Reformas sin sustento técnico agravan las finanzas del IESS
La población bajo la cobertura del Seguro Social prácticamente se ha triplicado, al pasar de 2,6 millones de personas en el 2008 a 8 millones al cierre del 2013, debido a las nuevas normas para la afiliación, catalogadas como sin sustento técnico. Esto agrava la situación financiera del seguro de salud y, a futuro, también la del seguro de pensiones del Instituto Ecuatoriano de Seguridad Social (IESS).
La atención médica de afiliados y jubilados, tradicionalmente se caracterizaba por tener un excedente de recursos, que eran invertidos a través del Banco del IESS. Pero desde el 2011, la cuenta que permite cubrir las atenciones médicas comenzó a registrar números rojos con un faltante de USD 288 millones, una situación que aún no ha sido superada y en los próximos seis años, de USD 2 613,1 millones.
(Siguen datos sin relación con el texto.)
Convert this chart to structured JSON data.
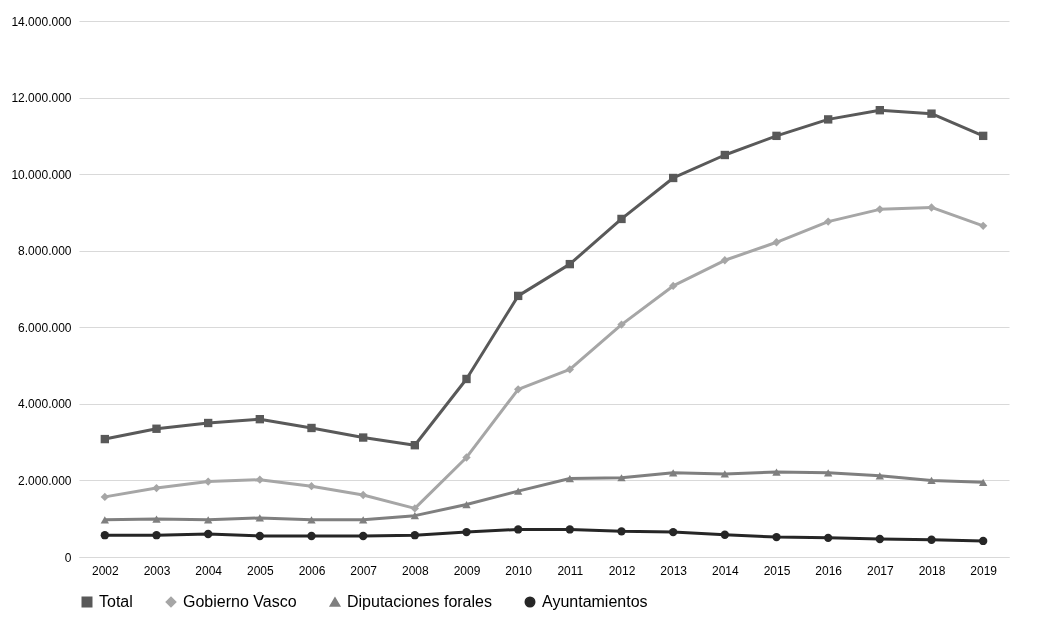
{
  "chart_data": {
    "type": "line",
    "categories": [
      "2002",
      "2003",
      "2004",
      "2005",
      "2006",
      "2007",
      "2008",
      "2009",
      "2010",
      "2011",
      "2012",
      "2013",
      "2014",
      "2015",
      "2016",
      "2017",
      "2018",
      "2019"
    ],
    "series": [
      {
        "name": "Total",
        "color": "#595959",
        "marker": "square",
        "values": [
          3080000,
          3350000,
          3500000,
          3600000,
          3370000,
          3120000,
          2920000,
          4650000,
          6820000,
          7650000,
          8830000,
          9900000,
          10500000,
          11000000,
          11430000,
          11670000,
          11580000,
          11000000
        ]
      },
      {
        "name": "Gobierno Vasco",
        "color": "#a6a6a6",
        "marker": "diamond",
        "values": [
          1570000,
          1800000,
          1970000,
          2020000,
          1850000,
          1620000,
          1270000,
          2600000,
          4380000,
          4900000,
          6070000,
          7080000,
          7750000,
          8220000,
          8760000,
          9080000,
          9130000,
          8650000
        ]
      },
      {
        "name": "Diputaciones forales",
        "color": "#7f7f7f",
        "marker": "triangle",
        "values": [
          970000,
          990000,
          970000,
          1020000,
          970000,
          970000,
          1080000,
          1370000,
          1720000,
          2050000,
          2070000,
          2200000,
          2170000,
          2220000,
          2200000,
          2120000,
          2000000,
          1950000
        ]
      },
      {
        "name": "Ayuntamientos",
        "color": "#262626",
        "marker": "circle",
        "values": [
          570000,
          570000,
          600000,
          550000,
          550000,
          550000,
          570000,
          650000,
          720000,
          720000,
          670000,
          650000,
          580000,
          520000,
          500000,
          470000,
          450000,
          420000
        ]
      }
    ],
    "ylim": [
      0,
      14000000
    ],
    "yticks": [
      0,
      {
        "value": 2000000,
        "label": "2.000.000"
      },
      {
        "value": 4000000,
        "label": "4.000.000"
      },
      {
        "value": 6000000,
        "label": "6.000.000"
      },
      {
        "value": 8000000,
        "label": "8.000.000"
      },
      {
        "value": 10000000,
        "label": "10.000.000"
      },
      {
        "value": 12000000,
        "label": "12.000.000"
      },
      {
        "value": 14000000,
        "label": "14.000.000"
      }
    ],
    "grid": "y",
    "legend": "bottom",
    "line_style": "solid"
  }
}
Se incluyó a los cónyuges de los afiliados como beneficiarios de la cobertura de salud del IESS en los últimos tres años. Ellos acceden a este servicio con un aporte mensual del 3,41%, que es descontado del salario del afiliado, menor al requerido para cubrir la salud del propio asegurado (5,71%).
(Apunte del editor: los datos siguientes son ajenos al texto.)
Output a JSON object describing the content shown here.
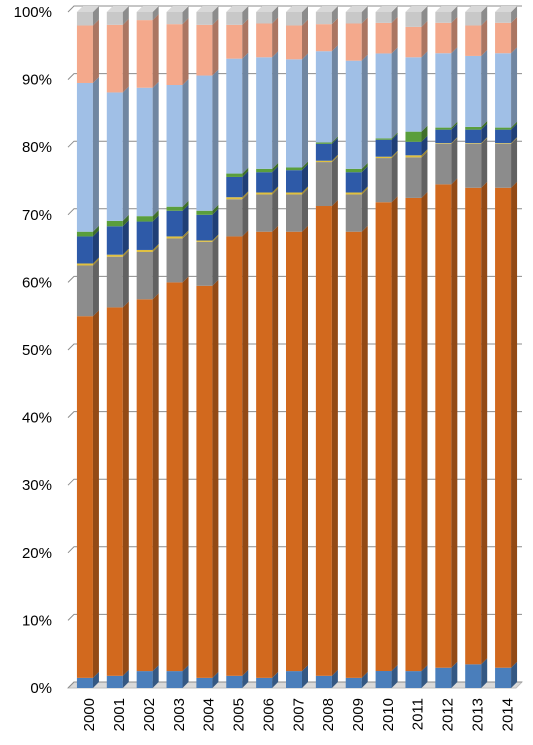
{
  "chart_data": {
    "type": "bar",
    "stacked": true,
    "percent": true,
    "categories": [
      "2000",
      "2001",
      "2002",
      "2003",
      "2004",
      "2005",
      "2006",
      "2007",
      "2008",
      "2009",
      "2010",
      "2011",
      "2012",
      "2013",
      "2014"
    ],
    "ylim": [
      0,
      100
    ],
    "yticks": [
      "0%",
      "10%",
      "20%",
      "30%",
      "40%",
      "50%",
      "60%",
      "70%",
      "80%",
      "90%",
      "100%"
    ],
    "grid": true,
    "legend": "none",
    "series": [
      {
        "color": "#4a7ebb",
        "values": [
          1.5,
          1.8,
          2.5,
          2.5,
          1.5,
          1.8,
          1.5,
          2.5,
          1.8,
          1.5,
          2.5,
          2.5,
          3.0,
          3.5,
          3.0
        ]
      },
      {
        "color": "#d2691e",
        "values": [
          53.5,
          54.5,
          55.0,
          57.5,
          58.0,
          65.0,
          66.0,
          65.0,
          69.5,
          66.0,
          69.0,
          70.0,
          71.5,
          70.5,
          71.0
        ]
      },
      {
        "color": "#8c8c8c",
        "values": [
          7.5,
          7.5,
          7.0,
          6.5,
          6.5,
          5.5,
          5.5,
          5.5,
          6.5,
          5.5,
          6.5,
          6.0,
          6.0,
          6.5,
          6.5
        ]
      },
      {
        "color": "#e0c040",
        "values": [
          0.3,
          0.3,
          0.3,
          0.3,
          0.2,
          0.3,
          0.3,
          0.3,
          0.2,
          0.3,
          0.2,
          0.3,
          0.1,
          0.1,
          0.1
        ]
      },
      {
        "color": "#2e5aa8",
        "values": [
          4.0,
          4.2,
          4.2,
          3.8,
          3.8,
          3.0,
          3.0,
          3.3,
          2.5,
          3.0,
          2.5,
          2.0,
          2.0,
          2.0,
          2.0
        ]
      },
      {
        "color": "#5a9e3c",
        "values": [
          0.7,
          0.8,
          0.8,
          0.6,
          0.6,
          0.5,
          0.5,
          0.4,
          0.2,
          0.5,
          0.2,
          1.5,
          0.3,
          0.4,
          0.3
        ]
      },
      {
        "color": "#a0bfe6",
        "values": [
          22.0,
          19.0,
          19.0,
          18.0,
          20.0,
          17.0,
          16.5,
          16.0,
          13.5,
          16.0,
          12.5,
          11.0,
          11.0,
          10.5,
          11.0
        ]
      },
      {
        "color": "#f4a98c",
        "values": [
          8.5,
          10.0,
          10.0,
          9.0,
          7.5,
          5.0,
          5.0,
          5.0,
          4.0,
          5.5,
          4.5,
          4.5,
          4.5,
          4.5,
          4.5
        ]
      },
      {
        "color": "#c8c8c8",
        "values": [
          2.0,
          1.9,
          1.2,
          1.8,
          1.9,
          1.9,
          1.7,
          2.0,
          1.8,
          1.7,
          1.6,
          2.2,
          1.6,
          2.0,
          1.6
        ]
      }
    ]
  }
}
En agosto del 2010, la Asamblea reformó la Ley de Seguridad Social y aumentó las pensiones jubilares en porcentajes que oscilaron entre 4,31 y 16,16%. Antes, las alzas se calculaban con base en la inflación. Esto, según el informe actuarial, no es sostenible, por lo que sugirió eliminarla, caso contrario el déficit actuarial en pensiones pasaría de USD 5 142 millones a 11 224 millones en el año 2050.
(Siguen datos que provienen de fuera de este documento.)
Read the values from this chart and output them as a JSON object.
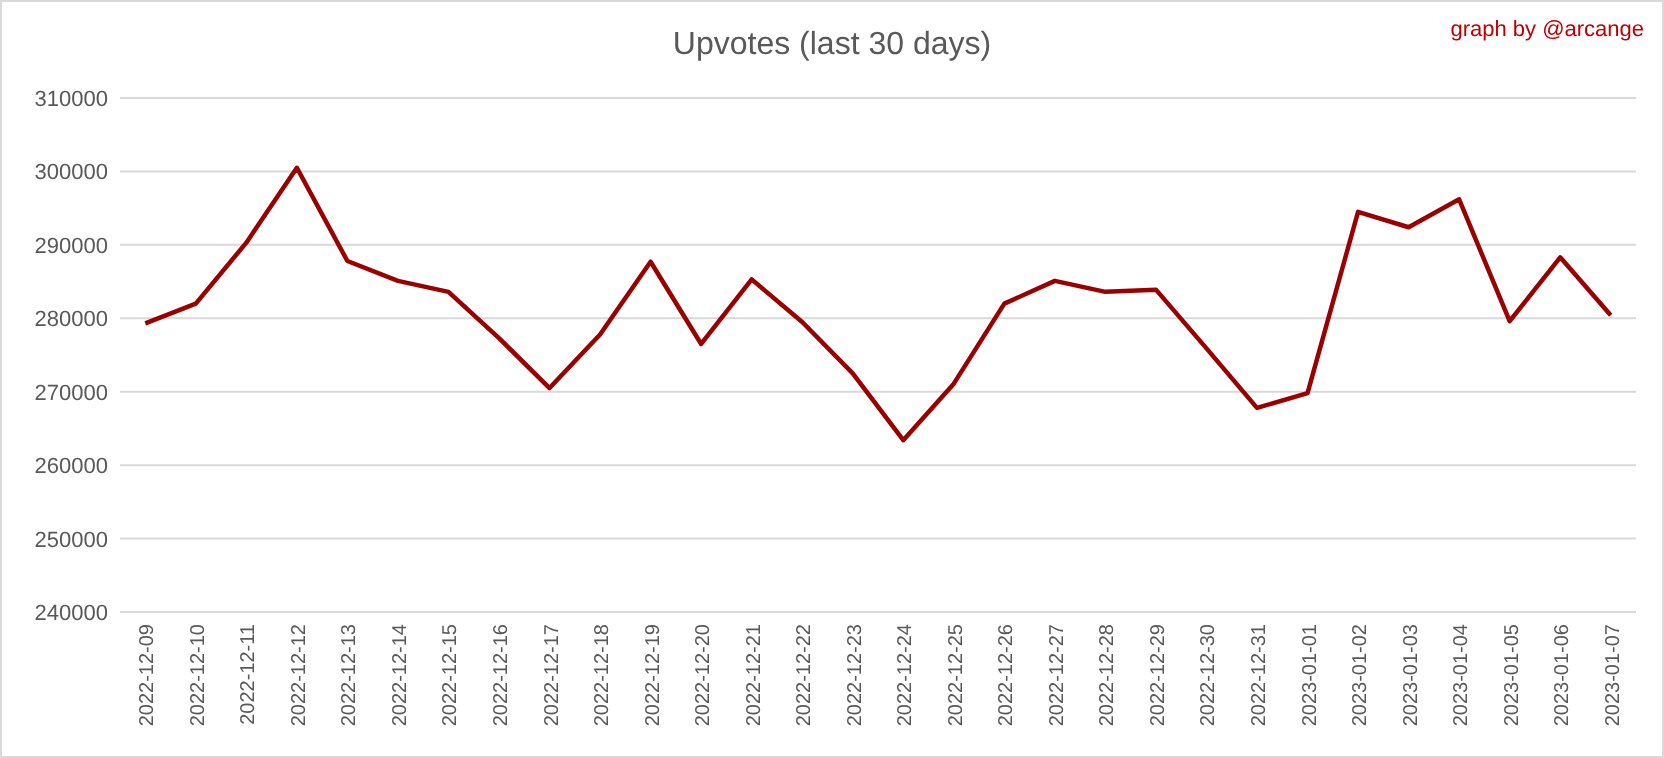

Otras decisiones del IESS también generaron nuevas presiones a estos dos fondos, según expertos. El Directorio de la entidad resolvió flexibilizar la afiliación voluntaria para quienes no trabajan. Con ello, ya no se requieren exámenes médicos y se quitó el límite de edad. También fijó que los afiliados aportarán el 0,10% sobre su salario para cubrir las prestaciones para personas con capacidades especiales. Y amplió la cobertura de salud a los hijos de los afiliados de entre 18 y 25 años, aportando el 1,32% del salario del asegurado. Esto último fue el único cambio que contó con estudios actuariales.
“Si antes ya había problemas, la nueva carga podría hacer el hueco financiero mayor. Hacen falta estudios”, menciona Manuel Vivanco, exrepresentante de los empleadores al Directorio del IESS. Marco Morales, exdirector del IESS, señala que la universalización de la seguridad social es positiva, pero cree que el Estado debería aportar.